Pas question d'interdire
Et du côté du gouvernement ? Interrogée à plusieurs reprises sur le sujet, la ministre de la Santé Agnès Buzyn s’est également montrée prudente en affirmant d’abord que l’homéopathie « ne fait pas de mal » et en évoquant un probable effet placebo, sans envisager un quelconque déremboursement tant que son utilisation est « bénéfique sans être nocive ». Un discours qui s'est transformé en quelques semaines en une volonté de faire évaluer scientifiquement les médicaments homéopathiques pour valider, ou non, leur efficacité, et aboutir au besoin à leur déremboursement. « Il ne sera jamais question d’interdire l'homéopathie (…) Ce sont les seuls médicaments en France qui sont remboursés par la Sécurité sociale sans avoir jamais fait l’objet d’une évaluation scientifique (…) Or ma doctrine est de dire que l’assurance-maladie, qui est notre bien commun, doit rembourser des produits qui ont fait la preuve de leur efficacité », précise la ministre. Des propos repris opportunément sur Twitter, par exemple sur la page « Homéoverdose », un collectif de patients qui veut « mener des actions pour la stricte séparation de la médecine et des fake médecines et pour le déremboursement de l'homéopathie par la Sécurité sociale ».

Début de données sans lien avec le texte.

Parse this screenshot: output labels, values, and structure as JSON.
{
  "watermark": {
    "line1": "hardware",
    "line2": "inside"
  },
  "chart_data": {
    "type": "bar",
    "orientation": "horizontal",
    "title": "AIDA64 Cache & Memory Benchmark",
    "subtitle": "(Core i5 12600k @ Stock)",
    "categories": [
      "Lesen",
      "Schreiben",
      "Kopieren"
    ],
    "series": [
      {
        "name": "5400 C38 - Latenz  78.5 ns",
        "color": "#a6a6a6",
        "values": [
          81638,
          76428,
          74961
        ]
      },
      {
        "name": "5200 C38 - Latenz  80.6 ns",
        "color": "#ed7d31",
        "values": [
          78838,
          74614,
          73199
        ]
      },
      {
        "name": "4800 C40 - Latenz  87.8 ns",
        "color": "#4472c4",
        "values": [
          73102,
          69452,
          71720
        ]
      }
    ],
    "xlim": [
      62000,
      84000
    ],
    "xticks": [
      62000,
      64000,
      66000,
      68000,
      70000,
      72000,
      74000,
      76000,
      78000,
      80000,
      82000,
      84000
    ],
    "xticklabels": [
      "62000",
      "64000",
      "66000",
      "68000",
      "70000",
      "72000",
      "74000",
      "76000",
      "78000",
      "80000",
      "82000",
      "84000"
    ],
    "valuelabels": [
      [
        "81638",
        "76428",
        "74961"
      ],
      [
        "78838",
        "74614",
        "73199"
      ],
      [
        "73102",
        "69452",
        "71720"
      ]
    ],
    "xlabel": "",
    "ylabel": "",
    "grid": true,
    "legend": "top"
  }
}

Et Boiron ? Ce n’est pas la première polémique à laquelle le leader mondial de l’homéopathie est confronté. Et c’est sur un ton quelque peu blasé que Christian Boiron répond aux journalistes : « Cela ne change pas un gramme des granules que nous pouvons vendre ou ne pas vendre » (voir notre article en page 3). D’autres que lui se montreraient plus inquiets face à des remises en cause qui dépassent largement les frontières de l'Hexagone.